後半について、問3は、波長のみを変数として変化させているので、干渉の次数が変化します(厳密に言えば薄膜の屈折率も変化しますが、本問ではこれを定数として解かざるを得ません)。光路差が不変であることから、波長が大きくなるほど干渉の次数が小さくなります。そのため、問2の明線条件において、干渉の次数をmからm-1などと1だけ変化させましょう。ここからmを消去すれば、膜厚dを求められます。問4は、図4の記録は観測者2についてのものですが、問い自体は観測者1についてのものであることに注意しましょう。問2の考察より、観測者1と2では、明暗が逆転していることが分かります。問5は、y=0でθ0=0となることから、問3の結果に各値を代入して答えます。計算も煩雑でないため、慎重に考察を進めていけば、完答も十分に可能です。
≪2024年度の目標値≫
物理を得点源にしたい受験生…8~10割
他教科を得点源にしたい受験生…6~8割
【第4問】
ボイルの法則の成立を、実験的に確認する過程を考察する問題です。ただし、名目上は法則を実験的に確認する問題ですが、設問では法則の成立を前提として考察が進みます。前半について、問1は、ボイルの法則を言葉で説明する問題です。一見すると平易ですが、安易に「圧力と体積が反比例する」とだけ書いてしまうと、減点は免れません。「一定量(質量または物質量)の(理想)気体について、温度を一定に保つ」という条件も、必ず前提として付記しましょう。問2は、ピストンのつりあいから平易に求められます。問3は、台はかりの計測する物理量Xが、ピストンからの垂直抗力の大きさであることがポイントです。これを踏まえて、シリンダーのつりあいを考えましょう。台はかりの扱いについては、もし不慣れであれば、力学で類題を解いておきましょう(本学においても、2020年度の力学で台はかりを用いた問題が出題されています)。

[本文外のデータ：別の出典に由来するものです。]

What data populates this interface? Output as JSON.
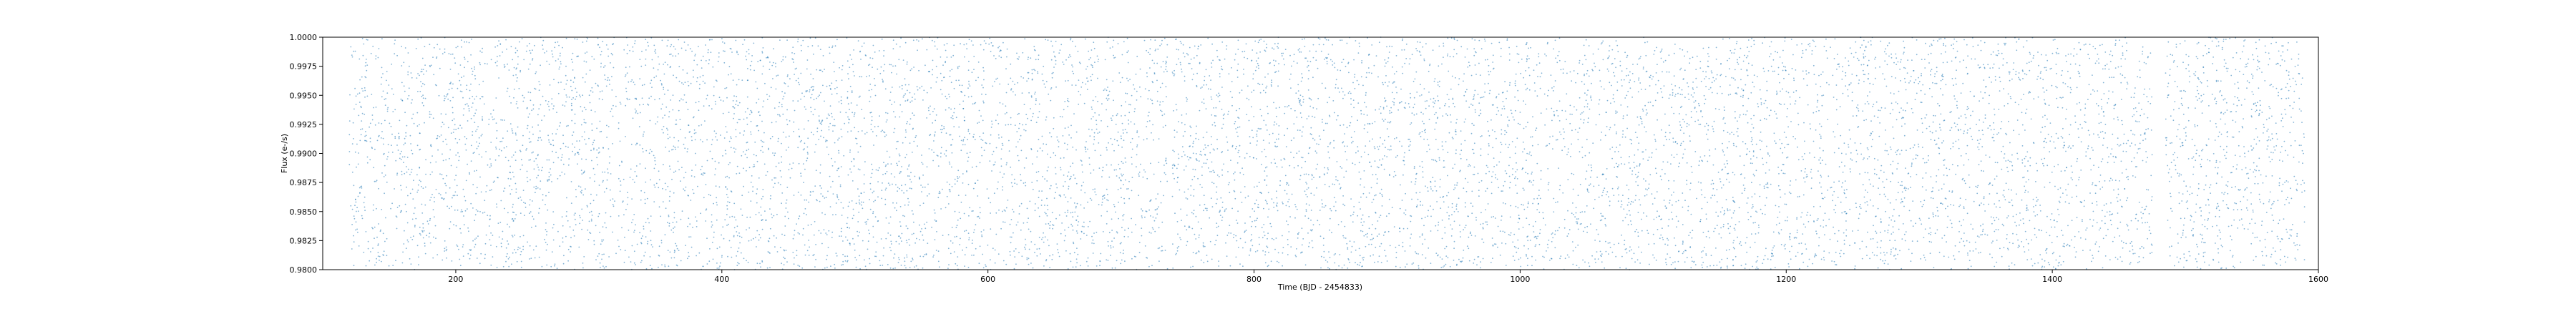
{
  "chart_data": {
    "type": "scatter",
    "title": "",
    "xlabel": "Time (BJD - 2454833)",
    "ylabel": "Flux (e-/s)",
    "xlim": [
      100,
      1600
    ],
    "ylim": [
      0.98,
      1.0
    ],
    "xticks": [
      200,
      400,
      600,
      800,
      1000,
      1200,
      1400,
      1600
    ],
    "yticks": [
      0.98,
      0.9825,
      0.985,
      0.9875,
      0.99,
      0.9925,
      0.995,
      0.9975,
      1.0
    ],
    "xtick_labels": [
      "200",
      "400",
      "600",
      "800",
      "1000",
      "1200",
      "1400",
      "1600"
    ],
    "ytick_labels": [
      "0.9800",
      "0.9825",
      "0.9850",
      "0.9875",
      "0.9900",
      "0.9925",
      "0.9950",
      "0.9975",
      "1.0000"
    ],
    "grid": false,
    "marker_color": "#1f77b4",
    "series": [
      {
        "segments": [
          {
            "x_range": [
              120,
              735
            ],
            "n_points": 4200
          },
          {
            "x_range": [
              738,
              1475
            ],
            "n_points": 5000
          },
          {
            "x_range": [
              1485,
              1590
            ],
            "n_points": 720
          }
        ],
        "y_range": [
          0.98,
          1.0
        ],
        "distribution": "uniform noise"
      }
    ]
  }
}
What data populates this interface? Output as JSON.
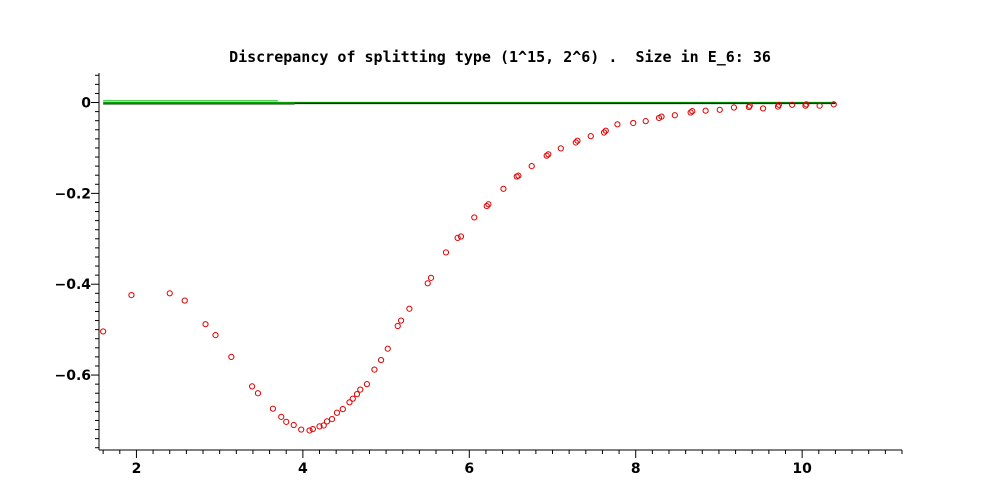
{
  "chart_data": {
    "type": "scatter",
    "title": "Discrepancy of splitting type (1^15, 2^6) .  Size in E_6: 36",
    "xlabel": "",
    "ylabel": "",
    "xlim": [
      1.55,
      11.2
    ],
    "ylim": [
      -0.765,
      0.065
    ],
    "x_ticks": [
      2,
      4,
      6,
      8,
      10
    ],
    "x_tick_labels": [
      "2",
      "4",
      "6",
      "8",
      "10"
    ],
    "y_ticks": [
      0,
      -0.2,
      -0.4,
      -0.6
    ],
    "y_tick_labels": [
      "0",
      "−0.2",
      "−0.4",
      "−0.6"
    ],
    "grid": false,
    "legend": "none",
    "colors": {
      "points": "#e00000",
      "line_green": "#00a000",
      "line_dark": "#003300",
      "line_light": "#55cc55"
    },
    "lines": [
      {
        "x": [
          1.6,
          3.7
        ],
        "y": [
          0.004,
          0.004
        ],
        "color": "#55cc55"
      },
      {
        "x": [
          1.6,
          3.9
        ],
        "y": [
          -0.003,
          -0.003
        ],
        "color": "#003300"
      },
      {
        "x": [
          1.6,
          10.4
        ],
        "y": [
          0.0,
          0.0
        ],
        "color": "#00a000"
      },
      {
        "x": [
          3.9,
          10.4
        ],
        "y": [
          -0.002,
          -0.002
        ],
        "color": "#003300"
      }
    ],
    "series": [
      {
        "marker": "circle",
        "color": "#e00000",
        "x": [
          1.6,
          1.94,
          2.4,
          2.58,
          2.83,
          2.95,
          3.14,
          3.39,
          3.46,
          3.64,
          3.74,
          3.8,
          3.89,
          3.98,
          4.08,
          4.12,
          4.2,
          4.25,
          4.29,
          4.35,
          4.41,
          4.48,
          4.56,
          4.6,
          4.65,
          4.69,
          4.77,
          4.86,
          4.94,
          5.02,
          5.14,
          5.18,
          5.28,
          5.5,
          5.54,
          5.72,
          5.86,
          5.9,
          6.06,
          6.21,
          6.23,
          6.41,
          6.57,
          6.59,
          6.75,
          6.93,
          6.95,
          7.1,
          7.28,
          7.3,
          7.46,
          7.62,
          7.64,
          7.78,
          7.97,
          8.12,
          8.28,
          8.31,
          8.47,
          8.66,
          8.68,
          8.84,
          9.01,
          9.18,
          9.36,
          9.37,
          9.53,
          9.71,
          9.72,
          9.88,
          10.04,
          10.05,
          10.21,
          10.38
        ],
        "y": [
          -0.504,
          -0.424,
          -0.42,
          -0.436,
          -0.488,
          -0.512,
          -0.56,
          -0.625,
          -0.64,
          -0.674,
          -0.692,
          -0.703,
          -0.71,
          -0.72,
          -0.722,
          -0.719,
          -0.713,
          -0.711,
          -0.702,
          -0.697,
          -0.683,
          -0.675,
          -0.66,
          -0.652,
          -0.642,
          -0.632,
          -0.62,
          -0.588,
          -0.567,
          -0.542,
          -0.492,
          -0.48,
          -0.454,
          -0.398,
          -0.386,
          -0.33,
          -0.298,
          -0.295,
          -0.253,
          -0.228,
          -0.224,
          -0.19,
          -0.163,
          -0.161,
          -0.14,
          -0.117,
          -0.114,
          -0.101,
          -0.088,
          -0.084,
          -0.074,
          -0.066,
          -0.062,
          -0.048,
          -0.045,
          -0.041,
          -0.034,
          -0.031,
          -0.028,
          -0.022,
          -0.019,
          -0.018,
          -0.016,
          -0.011,
          -0.01,
          -0.007,
          -0.013,
          -0.009,
          -0.005,
          -0.005,
          -0.007,
          -0.004,
          -0.007,
          -0.004
        ]
      }
    ]
  }
}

後半の問4と問5は、図からグラフの傾きを読み取って、問3までの理論式に当てはめていきます。着想はシンプルですが、数値計算がやや煩雑なので、時間的に解き切れなかった受験生が多かったものと思われます。
≪2024年度の目標値≫
物理を得点源にしたい受験生…6~8割
他教科を得点源にしたい受験生…5~6割
【総評】
例年、難易度は近畿圏4大学の中では最も高く、やや難~難の問題も出題されます。そして、題材や問題設定は受験生にとっては見慣れないものが多く、時には大学レベルの内容が噛み砕いて出題されることもあるため、かなり高度な読解力や思考力が必要となります。加えて、時間的な余裕もないため、迅速で精度の高い計算力も要求されます。2024年度も、例年通りの出題でした。
ここ数年で、以前に比べると多少は易化した感はあります(全ての大問が強烈に難しいわけではなくなりました。しかし、それでも依然として高い学力が必要となることに変わりはありません。基本を完璧にした上で、発展的な題材についてもそれをしっかりと思考して解くという訓練を十分に積んでから、試験に臨みましょう。
まとめ
というわけで、今回は関西医科大学医学部の物理についてまとめてみました。皆さんの参考になれば幸いです!